We have received numerous queries since we published a warning to civil servants in the Personal Finance Scrapbook series preservation fund article. Personal Finance warned that when they take a severance, discharge or resignation package they should NOT put their retirement savings into a preservation fund.

The reasons are quite complex. The structure of civil servant packages gives them access to their full actuarial value provided the retirement savings are transferred to another approved retirement fund.

The approved fund can be another retirement fund or a retirement annuity fund offered by a life assurance company.

A preservation fund is not an approved fund because a large portion of the benefit paid to civil servants is considered as a "member contribution or own contribution". But the money will only retain the tax free benefits to which civil servants are entitled at retirement if the money is put into a retirement fund where member contributions are acceptable.

Preservation funds can only accept retirement fund transfer benefits and not member contributions.

As a large portion of the departure package of civil servants is defined as an "own contribution" they will retain the tax free benefits at retirement if their money goes into another fund (say of a new employer) or into a retirement annuity fund.

The retirement packages of civil servants are complex, particularly with the change to their tax free status on lump sums (until March 1, 1998) and the various severance packages on offer.

Any civil servant resigning, discharged, taking a severance or early retirement package, or retiring should get professional advice.

The complexities of civil service retirement are covered in a chapter in the 1999 edition of the book I co-authored with Magnus Heystek, titled Retirement - the Amazing and Scary Truth, where all the issues and calculations civil servants need to take into account in structuring their retirement packages properly are dealt with.

In the meantime do not put your money in a preservation fund if you are a civil servant: you may only discover how much it has cost you years from now.

If you are a civil servant and you have been incorrectly placed in a preservation fund, demand from the company providing the preservation fund that your position be rectified.

The correction will include making an appeal to the taxman to correct the situation.

Apart from ignorance of some financial advisers on this issue, the other reason for this poor advice may be the higher commissions paid on preservation fund investments over retirement annuities.

Preservation funds are good vehicles for ordinary mortals but you must be aware of their limitations.

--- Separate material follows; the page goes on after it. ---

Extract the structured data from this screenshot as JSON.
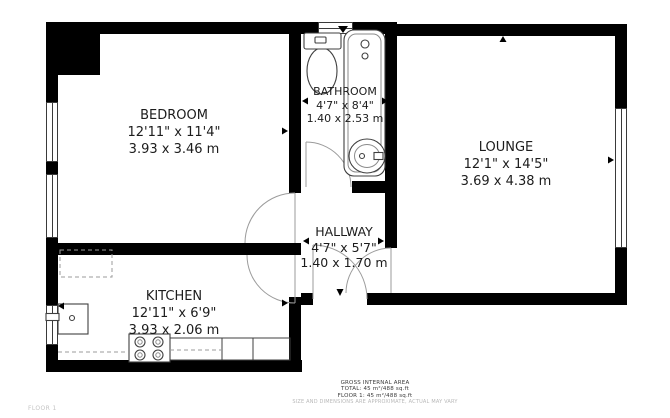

Firstly you are only allowed one withdrawal. This includes the R1 800 you can take tax free from your retirement fund transfer benefits. If you run short of money you cannot access your retirement savings in the preservation fund until you retire.

The retirement date is the date which applied in the fund from which you originally transferred your money. So if the your retirement date was 65, this becomes the date in your preservation fund. Against this you can make the maturity (or retirement date) 55 in a retirement annuity fund. If at the age of 55 you do not want to retire from the fund you can keep extending the retirement date until you are 69. You are not allowed to be a member of a retirement annuity fund after 69.

Another catch with a preservation fund is that there are two types: preservation pension funds and preservation provident funds. If you are in a pension fund you must transfer to a preservation pension fund. If you are in a provident fund you must transfer to a preservation provident.